What kind of space is the space of spinors?

[davi2686]

Hi, i don't find much about spinor spaces. I can think in that spaces like a vector space above the field of complex numbers (a complex vector space)?

sorry if what i saying is a non-sense, but i really want to understand better the math behind the concept of a spinor.

thanks

 

[Simon Bridge]

That is quite good sense actually - spinors form a vector space over the field of complex numbers... well done.
https://en.wikipedia.org/wiki/Spinor

 

[davi2686]

Thanks Simon Bridge, I am already seen before the wikipedia article but is the only place until now I am read about spinor space as a complex vector space, because of this i had a doubt about the statement.

(1) So complex vector space and spinor space are the same thing or spinor space are a particular case of a complex vector space?

(2) I am still don't found a book which make that connection (about spinor space and complex vector space) can you indicate me one?

thanks again

 

[mathman]

https://en.wikipedia.org/wiki/Spinor

See above - spinors are a special kind of vector.

 

[chiro]

Hey davi2686.

You might want to look at the multiplication table / matrix structure to understand the algebra in specific detail.

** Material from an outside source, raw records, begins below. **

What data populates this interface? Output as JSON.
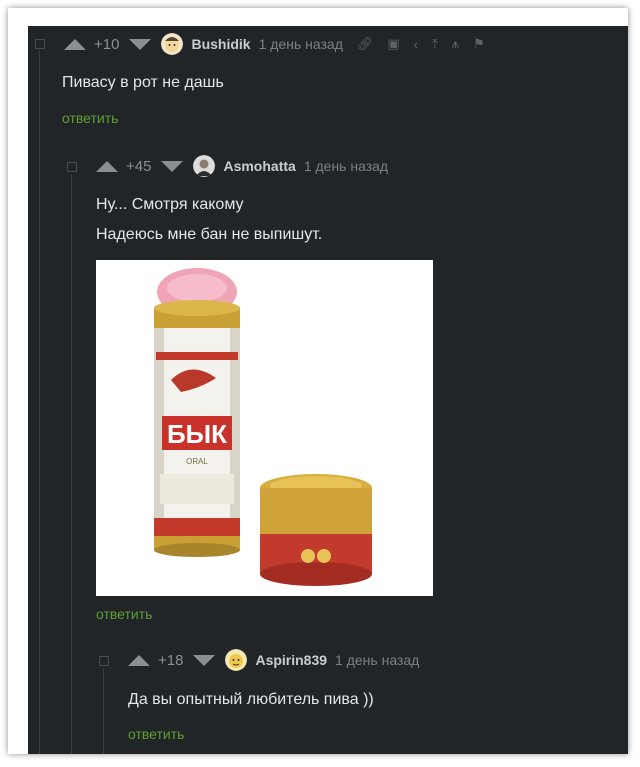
{
  "comments": [
    {
      "rating": "+10",
      "username": "Bushidik",
      "time": "1 день назад",
      "lines": [
        "Пивасу в рот не дашь"
      ],
      "reply": "ответить"
    },
    {
      "rating": "+45",
      "username": "Asmohatta",
      "time": "1 день назад",
      "lines": [
        "Ну... Смотря какому",
        "Надеюсь мне бан не выпишут."
      ],
      "image": {
        "can_text": "БЫК",
        "can_subtext": "ORAL"
      },
      "reply": "ответить"
    },
    {
      "rating": "+18",
      "username": "Aspirin839",
      "time": "1 день назад",
      "lines": [
        "Да вы опытный любитель пива ))"
      ],
      "reply": "ответить"
    }
  ],
  "icons": [
    "link-icon",
    "save-icon",
    "share-icon",
    "pin-icon",
    "branch-icon",
    "flag-icon"
  ],
  "colors": {
    "background": "#222528",
    "reply": "#5da130",
    "text": "#e4e6e8"
  }
}
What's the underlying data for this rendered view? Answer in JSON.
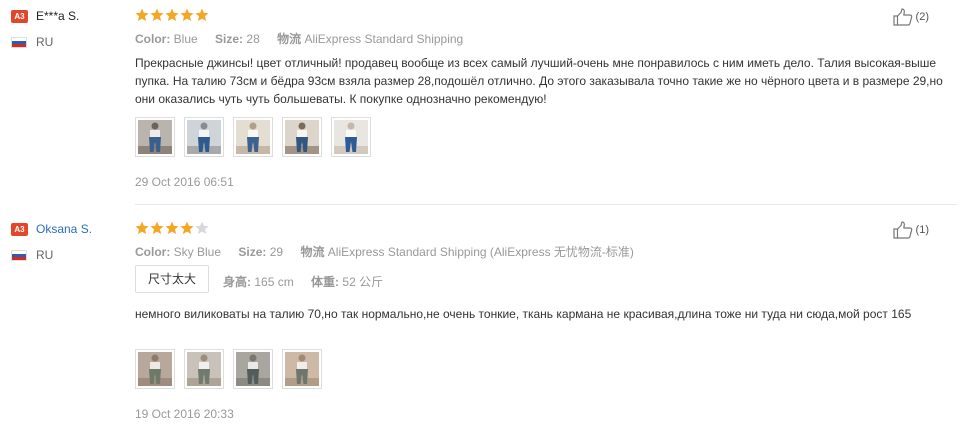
{
  "reviews": [
    {
      "badge": "A3",
      "user_name": "E***a S.",
      "country": "RU",
      "rating": 5,
      "max_rating": 5,
      "likes": "(2)",
      "attrs": {
        "color_label": "Color:",
        "color_value": "Blue",
        "size_label": "Size:",
        "size_value": "28",
        "shipping_label": "物流",
        "shipping_value": "AliExpress Standard Shipping"
      },
      "text": "Прекрасные джинсы! цвет отличный! продавец вообще из всех самый лучший-очень мне понравилось с ним иметь дело. Талия высокая-выше пупка. На талию 73см и бёдра 93см взяла размер 28,подошёл отлично. До этого заказывала точно такие же но чёрного цвета и в размере 29,но они оказались чуть чуть большеваты. К покупке однозначно рекомендую!",
      "photo_count": 5,
      "date": "29 Oct 2016 06:51"
    },
    {
      "badge": "A3",
      "user_name": "Oksana S.",
      "country": "RU",
      "rating": 4,
      "max_rating": 5,
      "likes": "(1)",
      "attrs": {
        "color_label": "Color:",
        "color_value": "Sky Blue",
        "size_label": "Size:",
        "size_value": "29",
        "shipping_label": "物流",
        "shipping_value": "AliExpress Standard Shipping (AliExpress 无忧物流-标准)"
      },
      "fit": "尺寸太大",
      "height_label": "身高:",
      "height_value": "165 cm",
      "weight_label": "体重:",
      "weight_value": "52 公斤",
      "text": "немного виликоваты на талию 70,но так нормально,не очень тонкие, ткань кармана не красивая,длина тоже ни туда ни сюда,мой рост 165",
      "photo_count": 4,
      "date": "19 Oct 2016 20:33"
    }
  ],
  "colors": {
    "star_on": "#f5a623",
    "star_off": "#d8d8d8",
    "badge": "#e2462b",
    "link": "#2a6ebb"
  },
  "icons": {
    "like": "thumbs-up-icon",
    "star": "star-icon",
    "flag": "russia-flag-icon"
  }
}
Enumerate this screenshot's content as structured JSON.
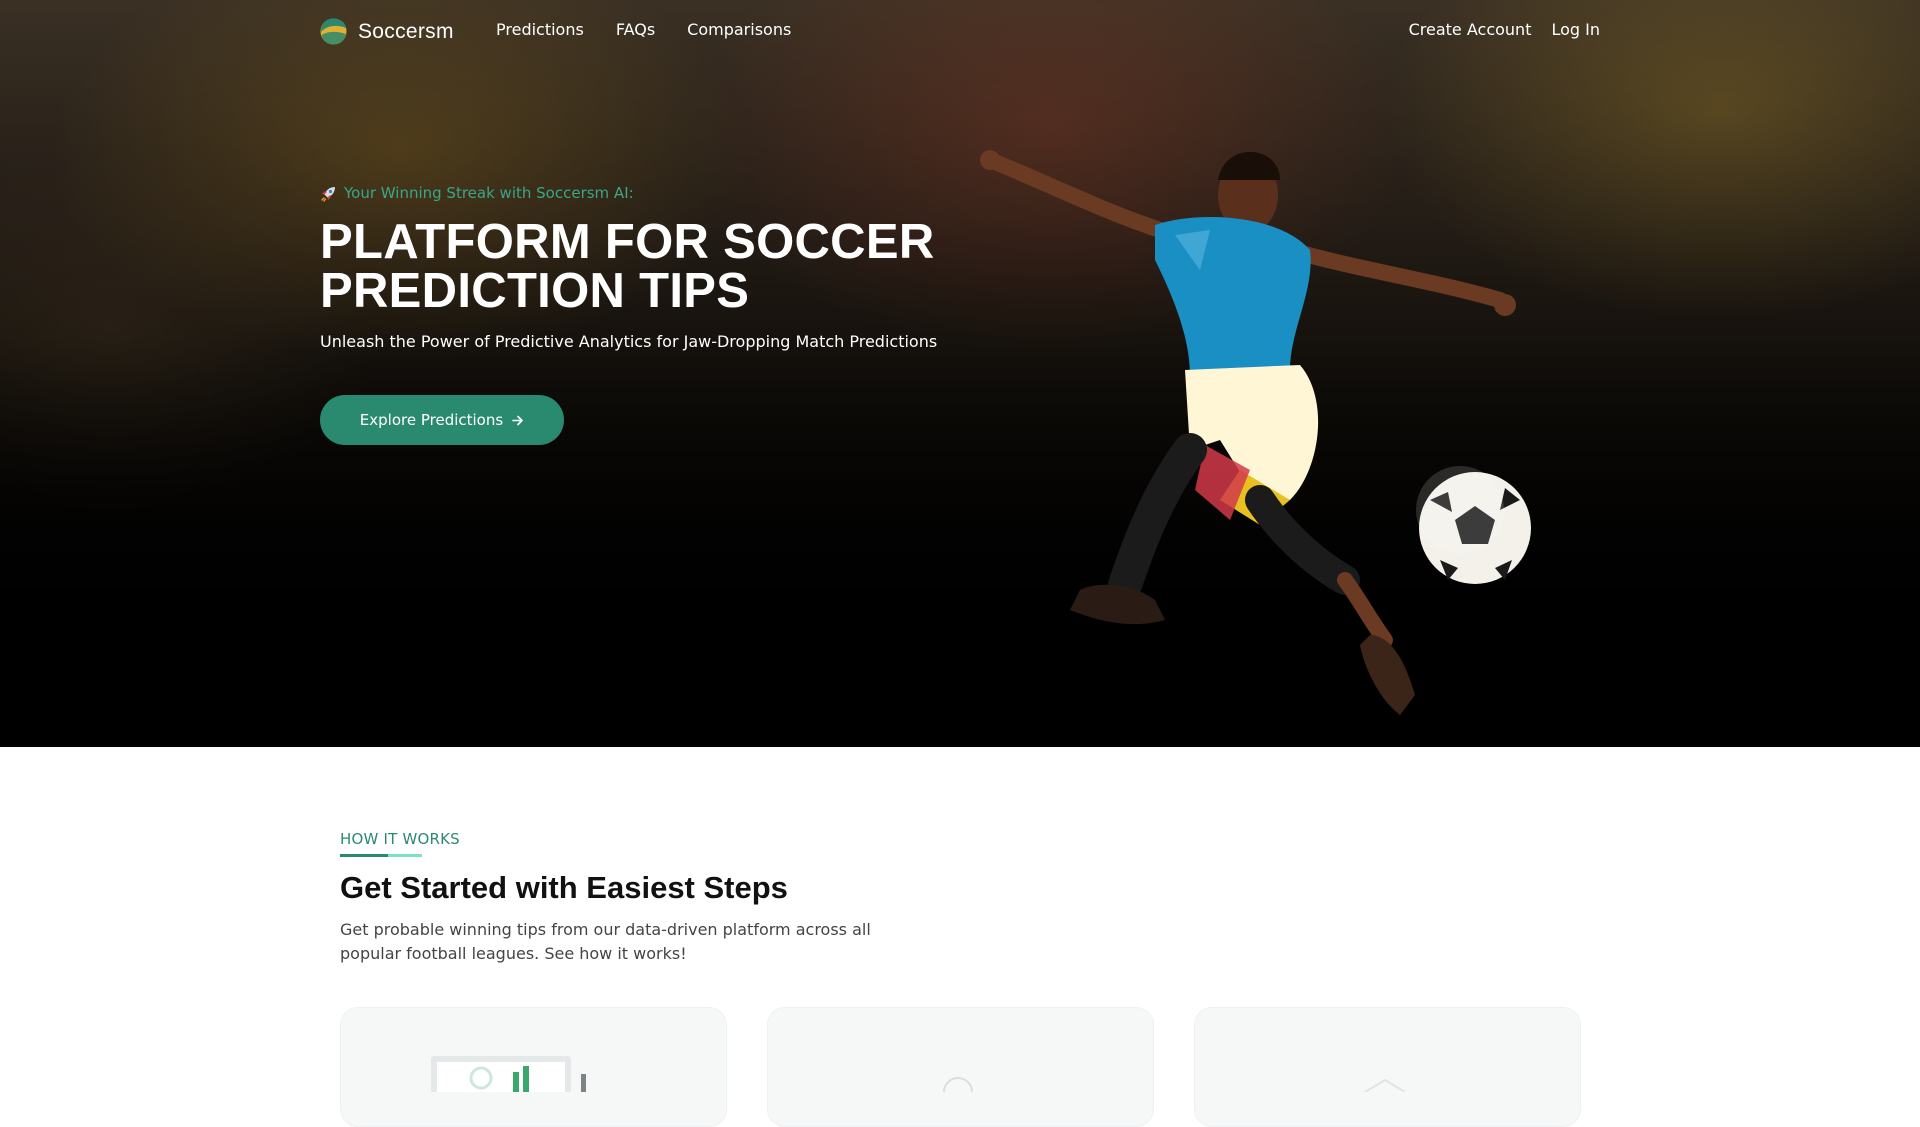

It also helps to look at complex numbers in terms of Grassmann algebras (exterior/inner products and bi-vectors) and in the different high level complex number algebras in a variety of dimension and understanding the geometric meaning of how the multiplication tables correspond to rotations and scaling in a particular space.

The linear algebra decomposition of a space in terms of rotation, scaling, and possible translation can help visualize what is really going on.